"Yes," said Phebe.

"Are you telling me all?" asked Felicita.

"No," she answered; "Mr. Clifford says he has been robbed. Securities worth nearly ten thousand pounds are missing. He must have found it out already."

"Who does he suspect?" she asked again imperiously; "he does not dare suspect my husband?"

Phebe replied only by a mute gesture. She had never had any secret to conceal before, and she did not see that she had betrayed herself by the words she had uttered. The deep gloom on her bright young face struck Felicita for the first time.

"Do you think it was Roland?" she asked.

Again the same dumb, hopeless gesture answered the question. Phebe could not bring her lips to shape a word of accusation against him. It was agony to her to feel her idol disgraced and cast down from his high pedestal; yet she had not learned any way of concealing or misrepresenting the truth.

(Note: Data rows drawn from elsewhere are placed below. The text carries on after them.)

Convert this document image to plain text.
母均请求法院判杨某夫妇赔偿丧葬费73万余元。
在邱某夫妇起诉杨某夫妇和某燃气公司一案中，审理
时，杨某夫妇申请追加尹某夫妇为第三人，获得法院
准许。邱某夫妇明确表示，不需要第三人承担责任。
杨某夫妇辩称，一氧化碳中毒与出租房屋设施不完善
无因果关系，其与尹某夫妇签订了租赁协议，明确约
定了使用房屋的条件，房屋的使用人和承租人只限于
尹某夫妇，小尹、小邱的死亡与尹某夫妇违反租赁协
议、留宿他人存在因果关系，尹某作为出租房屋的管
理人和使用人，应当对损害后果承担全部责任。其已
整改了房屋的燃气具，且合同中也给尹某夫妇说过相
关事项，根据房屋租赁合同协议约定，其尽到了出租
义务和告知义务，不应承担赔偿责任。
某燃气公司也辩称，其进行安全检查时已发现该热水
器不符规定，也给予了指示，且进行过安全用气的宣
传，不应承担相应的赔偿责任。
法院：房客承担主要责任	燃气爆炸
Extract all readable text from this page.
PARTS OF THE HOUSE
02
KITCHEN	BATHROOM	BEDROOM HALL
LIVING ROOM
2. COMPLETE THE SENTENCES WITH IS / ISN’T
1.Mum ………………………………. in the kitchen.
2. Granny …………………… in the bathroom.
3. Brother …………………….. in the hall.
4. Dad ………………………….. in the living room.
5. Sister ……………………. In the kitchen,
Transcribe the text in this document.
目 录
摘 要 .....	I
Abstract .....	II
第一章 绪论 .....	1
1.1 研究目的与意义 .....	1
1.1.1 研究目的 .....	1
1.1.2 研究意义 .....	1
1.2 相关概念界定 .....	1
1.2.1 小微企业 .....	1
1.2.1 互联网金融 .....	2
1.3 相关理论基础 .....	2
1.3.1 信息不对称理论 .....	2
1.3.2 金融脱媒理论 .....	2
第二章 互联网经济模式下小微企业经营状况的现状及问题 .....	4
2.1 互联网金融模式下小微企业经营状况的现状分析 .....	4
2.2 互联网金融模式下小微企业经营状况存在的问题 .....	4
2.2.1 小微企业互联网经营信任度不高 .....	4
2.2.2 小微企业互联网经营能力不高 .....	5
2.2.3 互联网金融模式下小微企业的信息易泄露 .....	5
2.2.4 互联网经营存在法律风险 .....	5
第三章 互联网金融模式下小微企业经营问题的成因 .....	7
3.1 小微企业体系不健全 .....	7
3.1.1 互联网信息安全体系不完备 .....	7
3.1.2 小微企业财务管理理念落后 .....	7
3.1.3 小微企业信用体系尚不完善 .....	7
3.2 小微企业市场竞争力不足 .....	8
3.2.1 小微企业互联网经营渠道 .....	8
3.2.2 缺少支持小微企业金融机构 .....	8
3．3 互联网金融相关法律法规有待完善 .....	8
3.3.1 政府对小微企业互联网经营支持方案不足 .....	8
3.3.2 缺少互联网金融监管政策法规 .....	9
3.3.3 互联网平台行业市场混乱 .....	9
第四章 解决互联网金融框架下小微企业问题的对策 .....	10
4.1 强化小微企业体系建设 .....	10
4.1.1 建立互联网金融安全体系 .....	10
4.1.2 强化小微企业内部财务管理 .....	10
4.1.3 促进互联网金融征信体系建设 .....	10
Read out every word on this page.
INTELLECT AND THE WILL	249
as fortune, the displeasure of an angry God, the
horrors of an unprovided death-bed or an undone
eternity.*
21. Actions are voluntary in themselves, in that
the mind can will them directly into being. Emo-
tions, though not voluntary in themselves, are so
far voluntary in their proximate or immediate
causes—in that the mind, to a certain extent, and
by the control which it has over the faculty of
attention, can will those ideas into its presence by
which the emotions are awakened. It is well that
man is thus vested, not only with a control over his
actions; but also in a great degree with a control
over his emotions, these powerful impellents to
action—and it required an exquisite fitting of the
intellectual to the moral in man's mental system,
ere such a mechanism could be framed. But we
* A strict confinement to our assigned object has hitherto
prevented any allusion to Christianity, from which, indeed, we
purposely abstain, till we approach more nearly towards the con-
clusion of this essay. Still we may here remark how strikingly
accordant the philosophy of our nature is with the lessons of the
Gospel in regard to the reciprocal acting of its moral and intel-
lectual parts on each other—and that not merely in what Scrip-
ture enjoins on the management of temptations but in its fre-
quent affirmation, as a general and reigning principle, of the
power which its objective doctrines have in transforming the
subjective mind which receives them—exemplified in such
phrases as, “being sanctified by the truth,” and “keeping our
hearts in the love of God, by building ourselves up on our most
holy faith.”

"You know he did it?" said Felicita.

"Yes, I know it," she whispered.

For a minute or two Felicita stood, with her white hands resting on Phebe's shoulders, gazing into her mournful face with keen, questioning eyes. Then, with a rapid flush of crimson, betraying a strong and painful heart-throb, which suffused her face for an instant and left it paler than before, she pressed her lips on the girl's sunburnt forehead.